Kirghiz Period
Prior to the Kirghiz-Uyghur war of 829–840, the Kirghiz lived in the upper basin of the Yenisei River. Linguistically their language, together with the Altai language, belongs to a separate Kirghiz group of the Turkic language family. At that time they had an estimated population of 250,000 and an army of 50,000. Kirghiz victory in the war brought them to the Karluk door. They captured Tuva, Altai, a part of Dzungaria, and reached Kashgar. Allied with the Karluks against the Uygurs, in the 840s the Kirghiz started the occupation of that part of Zhetysu which is their present home. Karluk independence ended around 840. They fell from dominating the tribal association to a subordinate position. The Kirghiz remained a power in Zhetysu until their destruction by the Kara-Khitans in 1124, when most of them evacuated from their center in Tuva back to the Minusinsk Depression, leaving the Karluks to predominate again in Zhetysu.
The position of the Karluk state, based on the rich Zhetysu cities, remained strong, despite the failures in wars in the beginning of the 9th century. Yabgu was enriched by profitable trade in slaves on the Syr-Darya slave markets, selling guards for the Abbasid Caliphs, and control over the transit road to China in the sector from Taraz to Issyk Kul. The Karluk position in Fergana, despite Arab attempts to expel them, became stronger.
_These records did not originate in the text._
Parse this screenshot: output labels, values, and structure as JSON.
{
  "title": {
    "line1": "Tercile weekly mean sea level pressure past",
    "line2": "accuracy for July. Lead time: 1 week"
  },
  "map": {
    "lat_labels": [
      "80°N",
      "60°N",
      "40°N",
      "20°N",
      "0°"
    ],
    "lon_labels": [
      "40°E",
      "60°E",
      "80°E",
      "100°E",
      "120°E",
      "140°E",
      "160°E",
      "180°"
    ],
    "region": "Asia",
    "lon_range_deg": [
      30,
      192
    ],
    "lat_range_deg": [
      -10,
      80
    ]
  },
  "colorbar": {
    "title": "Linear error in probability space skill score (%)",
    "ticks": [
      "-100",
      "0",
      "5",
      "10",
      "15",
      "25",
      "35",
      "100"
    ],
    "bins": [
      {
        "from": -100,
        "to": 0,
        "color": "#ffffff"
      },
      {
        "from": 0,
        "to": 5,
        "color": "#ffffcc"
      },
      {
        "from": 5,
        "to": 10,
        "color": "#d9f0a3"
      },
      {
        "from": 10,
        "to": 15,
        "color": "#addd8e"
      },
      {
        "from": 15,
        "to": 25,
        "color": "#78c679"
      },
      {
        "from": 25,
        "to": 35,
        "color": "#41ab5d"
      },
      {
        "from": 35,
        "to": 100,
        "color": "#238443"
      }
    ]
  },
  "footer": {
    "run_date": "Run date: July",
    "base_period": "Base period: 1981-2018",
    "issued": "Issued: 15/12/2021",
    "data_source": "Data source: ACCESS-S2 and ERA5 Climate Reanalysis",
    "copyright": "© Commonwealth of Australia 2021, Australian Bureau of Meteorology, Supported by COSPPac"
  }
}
The fall of the last Kagan with its capital in Ötüken, which dominated for three centuries, created a completely new geopolitical situation in all Central Asia. For the first time in three hundred years, the powerful center of authority that created opportunities for expansion or even existence of any state in Turkestan had finally disappeared. Henceforth, the Turkic tribes recognized only the high status of the clan that inherited the Kagan title, but never again his unifying authority. Several Muslim historians state that after the loss by the Uygurs of their power (840), the supreme authority among the Turkic tribes passed to the Karluk leaders. Connection with the Ashina clan, the ruling clan of the Turkic Kaganate, allowed the Karluk dynasty to dress their authority with legitimate attire, and, abandoning the old title Yabgu, to take on the new title of Kagan.